Condensation (?) inside kitchen vent

Discussion in 'Remodel Forum & Blog' started by RBPhilip, Dec 1, 2004.

  1. RBPhilip

    RBPhilip New Member

    Messages:
    6
    As I've been remodelling I've been upgrading various features of the house. This summer when the roof was off I added a vent pipe into the kitchen, to be connected to the over-stove microwave when the kitchen got to that state.

    Well, yesterday I installed the cabinets and today the microwave goes in. But I discovered a small puddle of water in the cabinet where the vent terminates.

    It's an unbroken 4" pipe, nicely sealed and capped outside the house and it's clear (drops remaining in the pipe) that the water has come from inside the pipe.

    Is this likely just because the (open) pipe was allowing warm, moist air from inside the house to rise into the pipe sticking above the roof into the 5 degree air? I'm guessing that when the microwave is hooked up and everything is more sealed that this won't be happening..

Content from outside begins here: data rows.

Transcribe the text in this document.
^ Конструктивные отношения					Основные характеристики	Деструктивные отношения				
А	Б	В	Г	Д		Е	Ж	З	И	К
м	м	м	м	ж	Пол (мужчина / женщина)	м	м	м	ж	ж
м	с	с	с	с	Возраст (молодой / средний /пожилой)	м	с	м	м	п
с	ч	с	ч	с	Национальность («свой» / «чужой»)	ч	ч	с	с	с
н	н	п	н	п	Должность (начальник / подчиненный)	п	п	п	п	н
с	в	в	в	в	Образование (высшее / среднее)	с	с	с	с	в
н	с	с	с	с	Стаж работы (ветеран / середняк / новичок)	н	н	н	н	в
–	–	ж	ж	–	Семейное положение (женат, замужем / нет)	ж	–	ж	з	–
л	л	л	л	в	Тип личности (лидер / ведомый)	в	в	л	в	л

    Or, have I done something stupid with my installation, perhaps? It really is just a strait piece of galvanized pipe sticking out of the roof (nicely sealed, as mentioned) with a cap...

    Rob
  2. jdkimes

    jdkimes Engineer

    Messages:
    181
    Location:
    Littleton, CO
    Probably condensation. Since it sounds like you don't have the vent fan from the microwave attached yet a lot of the air from the kitchen was probably just drifting up there and the cold air from the outside and in the attic made it condense on the duct.

    Make sure you wrap insulation around that vent duct in the attic and you might think about getting an exhaust fitting that has a damper. Some string around the insulation will help keep in on the duct or look for some insulation specifically made for goind around a 4" duct.
    Once you get the microwave vent fan on that will keep most air from drifting up and the roof damper will keep some of the cold air out of the duct and when the fan is on the insulation will help keep the moisture from condensing until it gets outside.
  3. jadnashua

    jadnashua Retired Defense Industry Engineer xxx

    Messages:
    22,019
    Location:
    New England
    I assume that the microwave goes over the stove and doubles as a vent fan? Usually, the internals of the thing has a damper on it. If not, then you should install one. The installation instructions should indicate. I'd put the damper down as low as possible to prevent convection currents. It doesn't hurt to insulate the pipe in the attic as well. I agree - the moisture is probably from condensation. It is possible that some is from moisture getting around the vent cap, too, especially if it has been windy.
  4. RBPhilip

    RBPhilip New Member

    Messages:
    6
    Condensation...

    Thanks gents.

    The microwave (above the stove) does have a baffle. There really isn't any attic space - above the microwave is about 5' of pipe - 1' in the ceiling, 1.5' going through two roofs and 2.5 feet above the roof.

    I'm betting that now the microwave is installed there won't be much head rising up the pipe. Next summer I'll install a baffle at the top, too...

    Rob
  5. daveydo

    daveydo New Member

    Messages:
    36
    You must insulate the pipe in the attic and anywhere else it comes in contact with cold air. What would concern me about this type of installation is that the pipe is vertical or less than 90 degress to the horizontal
    The pipe is exposed to cold air on the outside. It will give up its heat to anything colder that touches it, such as air. Unlike a pipe making a graded horizontal exit thru a soffit or wall, the vertical pipe being exposed outside the building has a tendency to cool the air as it passes thru and create condensation which due to gravity will run back inside.